Solaire : plus de questions que de réponses

Print Friendly, PDF & Email

Le Premier ministre a réuni aujourd’hui pas moins de sept ministres pour faire le point sur l’avenir de la filière photovoltaïque. A la suite de cette réunion, un communiqué de presse officiel a été diffusé pour en établir le compte rendu. Le moins que l’on puisse dire est que ce communiqué entretient un certain flou et pose plus de questions qu’il n’apporte de réponses. Le point avec Arnaud Gossement, avocat associé au cabinet Huglo-Lepage et Maître de conférences à Sciences Po.

Quel objectif ?

Le Premier ministre s’est tout d’abord félicité « que la France atteigne dès les prochaines semaines les objectifs fixés en matière photovoltaïque ». Le communiqué précise, en outre, l’objectif de 500 MW de nouveaux projets par an, sans que l’on sache s’il s’agit d’un plancher ou d’un plafond qui ne dirait pas son vrai nom : le quota. L’idée d’instituer un quota circule depuis quelque temps, mais tout dépend de savoir quel est montant et ses caractéristiques exactes. Tout au plus, le communiqué parle de « nouvel équilibre » à trouver et d’un nouveau cadre à mettre en place d’ici au mois de mars 2011.

Quelle suspension ?

Le communiqué précise également que « Nathalie Kosciusko-Morizet et Christine Lagarde saisiront le Conseil supérieur de l’énergie d’un projet de décret suspendant de façon transitoire l’enregistrement de nouveaux projets ». Le sens de cette phrase est insaisissable. Tout d’abord qu’est ce qu’un nouveau projet ? S’agit-il des dossiers enregistrés en file d’attente postérieurement à la publication de l’arrêté annoncé dans ce communiqué ou s’agit-il, rétroactivement, des dossiers entrés en file d’attente cette année (par exemple) ? De même l’expression « suspendre l’enregistrement » est très imprécise… S’agit-il de suspendre l’instruction des dossiers enregistrés en file d’attente, de suspendre l’entrée en file d’attente ou de suspendre la présence même en file d’attente ce qui s’apparenterait à une « purge ». Le communiqué ne permet pas de le savoir. On peut formuler l’hypothèse que le flou de ce communiqué a pour vocation de ne pas créer un emballement dans les prochains jours, avant la publication dudit arrêté.
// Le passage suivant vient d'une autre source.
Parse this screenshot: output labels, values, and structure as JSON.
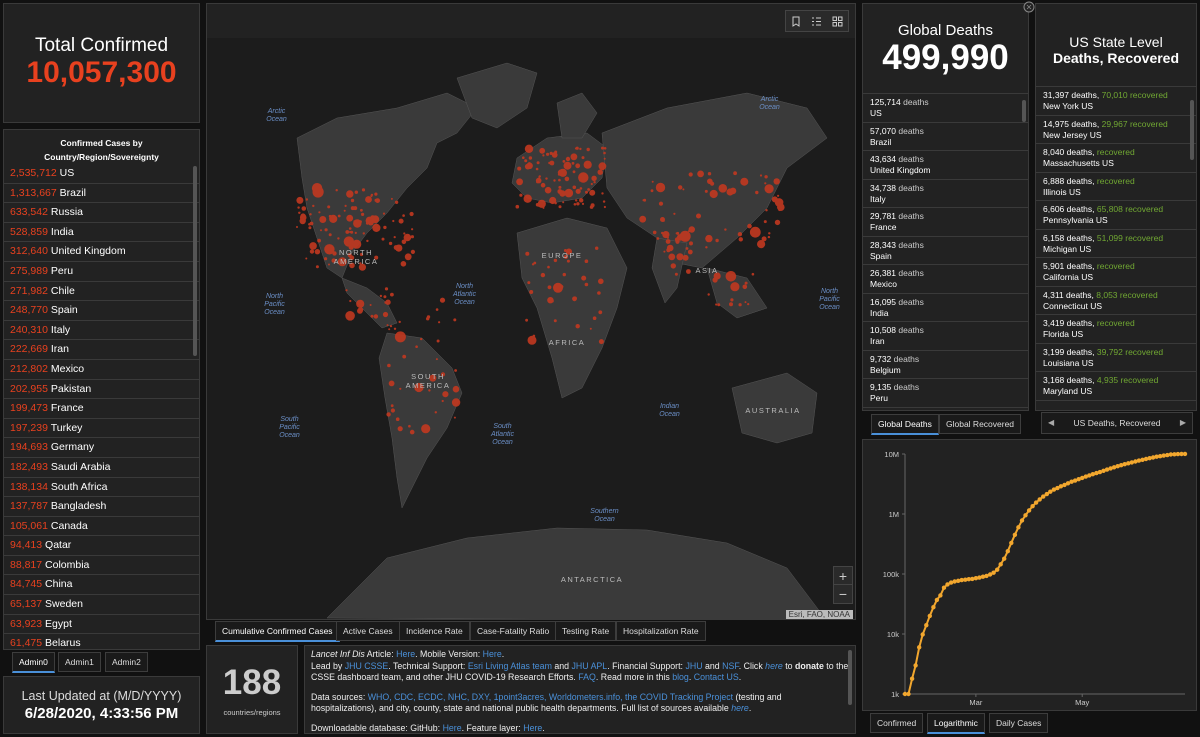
{
  "total_confirmed": {
    "label": "Total Confirmed",
    "value": "10,057,300"
  },
  "confirmed_by_country": {
    "title": "Confirmed Cases by Country/Region/Sovereignty",
    "rows": [
      {
        "count": "2,535,712",
        "name": "US"
      },
      {
        "count": "1,313,667",
        "name": "Brazil"
      },
      {
        "count": "633,542",
        "name": "Russia"
      },
      {
        "count": "528,859",
        "name": "India"
      },
      {
        "count": "312,640",
        "name": "United Kingdom"
      },
      {
        "count": "275,989",
        "name": "Peru"
      },
      {
        "count": "271,982",
        "name": "Chile"
      },
      {
        "count": "248,770",
        "name": "Spain"
      },
      {
        "count": "240,310",
        "name": "Italy"
      },
      {
        "count": "222,669",
        "name": "Iran"
      },
      {
        "count": "212,802",
        "name": "Mexico"
      },
      {
        "count": "202,955",
        "name": "Pakistan"
      },
      {
        "count": "199,473",
        "name": "France"
      },
      {
        "count": "197,239",
        "name": "Turkey"
      },
      {
        "count": "194,693",
        "name": "Germany"
      },
      {
        "count": "182,493",
        "name": "Saudi Arabia"
      },
      {
        "count": "138,134",
        "name": "South Africa"
      },
      {
        "count": "137,787",
        "name": "Bangladesh"
      },
      {
        "count": "105,061",
        "name": "Canada"
      },
      {
        "count": "94,413",
        "name": "Qatar"
      },
      {
        "count": "88,817",
        "name": "Colombia"
      },
      {
        "count": "84,745",
        "name": "China"
      },
      {
        "count": "65,137",
        "name": "Sweden"
      },
      {
        "count": "63,923",
        "name": "Egypt"
      },
      {
        "count": "61,475",
        "name": "Belarus"
      }
    ],
    "tabs": [
      "Admin0",
      "Admin1",
      "Admin2"
    ]
  },
  "last_updated": {
    "label": "Last Updated at (M/D/YYYY)",
    "value": "6/28/2020, 4:33:56 PM"
  },
  "map": {
    "attribution": "Esri, FAO, NOAA",
    "zoom_in": "+",
    "zoom_out": "−",
    "oceans": [
      {
        "text": "Arctic Ocean",
        "id": "arctic-ocean-w"
      },
      {
        "text": "Arctic Ocean",
        "id": "arctic-ocean-e"
      },
      {
        "text": "North Pacific Ocean",
        "id": "north-pacific-w"
      },
      {
        "text": "North Atlantic Ocean",
        "id": "north-atlantic"
      },
      {
        "text": "North Pacific Ocean",
        "id": "north-pacific-e"
      },
      {
        "text": "South Pacific Ocean",
        "id": "south-pacific"
      },
      {
        "text": "South Atlantic Ocean",
        "id": "south-atlantic"
      },
      {
        "text": "Indian Ocean",
        "id": "indian-ocean"
      },
      {
        "text": "Southern Ocean",
        "id": "southern-ocean"
      }
    ],
    "continents": [
      "NORTH AMERICA",
      "EUROPE",
      "ASIA",
      "AFRICA",
      "SOUTH AMERICA",
      "AUSTRALIA",
      "ANTARCTICA"
    ],
    "tabs": [
      "Cumulative Confirmed Cases",
      "Active Cases",
      "Incidence Rate",
      "Case-Fatality Ratio",
      "Testing Rate",
      "Hospitalization Rate"
    ]
  },
  "countries_count": {
    "value": "188",
    "label": "countries/regions"
  },
  "info": {
    "p1_a": "Lancet Inf Dis",
    "p1_b": " Article: ",
    "p1_here1": "Here",
    "p1_c": ". Mobile Version: ",
    "p1_here2": "Here",
    "p1_d": ".",
    "p2_a": "Lead by ",
    "p2_jhucsse": "JHU CSSE",
    "p2_b": ". Technical Support: ",
    "p2_esri": "Esri Living Atlas team",
    "p2_c": " and ",
    "p2_jhuapl": "JHU APL",
    "p2_d": ". Financial Support: ",
    "p2_jhu": "JHU",
    "p2_e": " and ",
    "p2_nsf": "NSF",
    "p2_f": ". Click ",
    "p2_here": "here",
    "p2_g": " to ",
    "p2_donate": "donate",
    "p2_h": " to the CSSE dashboard team, and other JHU COVID-19 Research Efforts. ",
    "p2_faq": "FAQ",
    "p2_i": ". Read more in this ",
    "p2_blog": "blog",
    "p2_j": ". ",
    "p2_contact": "Contact US",
    "p2_k": ".",
    "p3_a": "Data sources: ",
    "p3_links": "WHO, CDC, ECDC, NHC, DXY, 1point3acres, Worldometers.info, the COVID Tracking Project",
    "p3_b": " (testing and hospitalizations), and city, county, state and national public health departments. Full list of sources available ",
    "p3_here": "here",
    "p3_c": ".",
    "p4_a": "Downloadable database: GitHub: ",
    "p4_here1": "Here",
    "p4_b": ". Feature layer: ",
    "p4_here2": "Here",
    "p4_c": "."
  },
  "global_deaths": {
    "label": "Global Deaths",
    "value": "499,990",
    "rows": [
      {
        "count": "125,714",
        "name": "US"
      },
      {
        "count": "57,070",
        "name": "Brazil"
      },
      {
        "count": "43,634",
        "name": "United Kingdom"
      },
      {
        "count": "34,738",
        "name": "Italy"
      },
      {
        "count": "29,781",
        "name": "France"
      },
      {
        "count": "28,343",
        "name": "Spain"
      },
      {
        "count": "26,381",
        "name": "Mexico"
      },
      {
        "count": "16,095",
        "name": "India"
      },
      {
        "count": "10,508",
        "name": "Iran"
      },
      {
        "count": "9,732",
        "name": "Belgium"
      },
      {
        "count": "9,135",
        "name": "Peru"
      }
    ],
    "deaths_word": " deaths",
    "tabs": [
      "Global Deaths",
      "Global Recovered"
    ]
  },
  "us_state": {
    "title1": "US State Level",
    "title2": "Deaths, Recovered",
    "rows": [
      {
        "deaths": "31,397",
        "recovered": "70,010",
        "name": "New York US"
      },
      {
        "deaths": "14,975",
        "recovered": "29,967",
        "name": "New Jersey US"
      },
      {
        "deaths": "8,040",
        "recovered": "",
        "name": "Massachusetts US"
      },
      {
        "deaths": "6,888",
        "recovered": "",
        "name": "Illinois US"
      },
      {
        "deaths": "6,606",
        "recovered": "65,808",
        "name": "Pennsylvania US"
      },
      {
        "deaths": "6,158",
        "recovered": "51,099",
        "name": "Michigan US"
      },
      {
        "deaths": "5,901",
        "recovered": "",
        "name": "California US"
      },
      {
        "deaths": "4,311",
        "recovered": "8,053",
        "name": "Connecticut US"
      },
      {
        "deaths": "3,419",
        "recovered": "",
        "name": "Florida US"
      },
      {
        "deaths": "3,199",
        "recovered": "39,792",
        "name": "Louisiana US"
      },
      {
        "deaths": "3,168",
        "recovered": "4,935",
        "name": "Maryland US"
      }
    ],
    "deaths_word": " deaths, ",
    "recovered_word": " recovered",
    "pager_label": "US Deaths, Recovered",
    "prev": "◀",
    "next": "▶"
  },
  "chart_data": {
    "type": "line",
    "scale": "log",
    "yticks": [
      "10M",
      "1M",
      "100k",
      "10k",
      "1k"
    ],
    "ytick_values": [
      10000000,
      1000000,
      100000,
      10000,
      1000
    ],
    "xticks": [
      "Mar",
      "May"
    ],
    "ylim": [
      1000,
      10000000
    ],
    "color": "#f2a72e",
    "x": [
      0,
      2,
      4,
      6,
      8,
      10,
      12,
      14,
      16,
      18,
      20,
      22,
      24,
      26,
      28,
      30,
      32,
      34,
      36,
      38,
      40,
      42,
      44,
      46,
      48,
      50,
      52,
      54,
      56,
      58,
      60,
      62,
      64,
      66,
      68,
      70,
      72,
      74,
      76,
      78,
      80,
      82,
      84,
      86,
      88,
      90,
      92,
      94,
      96,
      98,
      100,
      102,
      104,
      106,
      108,
      110,
      112,
      114,
      116,
      118,
      120,
      122,
      124,
      126,
      128,
      130,
      132,
      134,
      136,
      138,
      140,
      142,
      144,
      146,
      148,
      150,
      152,
      154,
      156,
      158
    ],
    "values": [
      555,
      900,
      1800,
      3000,
      6000,
      9800,
      14000,
      20000,
      28000,
      37000,
      44000,
      59000,
      67000,
      72000,
      75000,
      77000,
      79000,
      80500,
      82000,
      83000,
      85000,
      87000,
      90000,
      93000,
      98000,
      105000,
      118000,
      145000,
      180000,
      240000,
      330000,
      450000,
      600000,
      780000,
      950000,
      1150000,
      1350000,
      1550000,
      1750000,
      1950000,
      2150000,
      2350000,
      2550000,
      2700000,
      2900000,
      3050000,
      3250000,
      3450000,
      3600000,
      3800000,
      4000000,
      4200000,
      4400000,
      4600000,
      4800000,
      5000000,
      5250000,
      5500000,
      5750000,
      6000000,
      6250000,
      6500000,
      6750000,
      7000000,
      7250000,
      7500000,
      7750000,
      8000000,
      8250000,
      8500000,
      8750000,
      9000000,
      9200000,
      9400000,
      9600000,
      9800000,
      9900000,
      9950000,
      10000000,
      10057300
    ],
    "xtick_positions": [
      40,
      100
    ]
  },
  "chart_tabs": [
    "Confirmed",
    "Logarithmic",
    "Daily Cases"
  ]
}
Il permet également, si l’on en adopte une interprétation optimiste de ne pas ruiner par avance l’idée même de concertation.

Quelle dérogation ?

Fidèle à une tradition de droit complexe, le communiqué annonce déjà des dérogations à un principe dont le sens est assez imprécis. En retour le sens des dérogations est lui aussi difficile à déterminer. Il est simplement indiqué que « les installations photovoltaïques à usage domestique, c’est-à-dire celles d’une puissance crête inférieure à 3kW ne seront pas concernées par la mesure ». A l’inverse, rien n’est dit sur les informations publiées par le journal Les Echos. Ainsi, aux termes d’un article publié ce jour sur le site internet de ce dernier, il serait nécessaire, pour les projets d’installations solaires en toiture ou au sol de justifier du versement d’un acompte sur l’achat de matériaux pour rester en file d’attente. Le fait que le communiqué de presse n’en dise mot ne permet pas de conclure quant au bien ou au mal fondé de cette information. De même la conditionnalité carbone des projets n’est pas évoquée si ce n’est – peut être – au travers de ces mots « le développement de la filière doit se traduire par un bénéfice non seulement en termes d’environnement mais aussi en termes d’emploi ».

Quelle concertation ?

Une concertation est désormais annoncée. Toutefois, il n’est pas usuel de prendre des décisions qui engagent et qui ne manqueront pas d’avoir un impact économique avant de débattre. Par ailleurs, le format de cette concertation n’est pas connu. Son périmètre peut comprendre ou non l’ensemble des représentants d’une gouvernance à 5 sur un format Grenelle, ce qui serait à mon sens souhaitable. Une chose est certaine : il faut sortir de cette politique du « stop&go » qui donne le sentiment que le Gouvernement prend des décisions au pied du mur, lorsque, selon ses informations, le nombre des dossiers en attente d’un tarif d’achat serait trop important.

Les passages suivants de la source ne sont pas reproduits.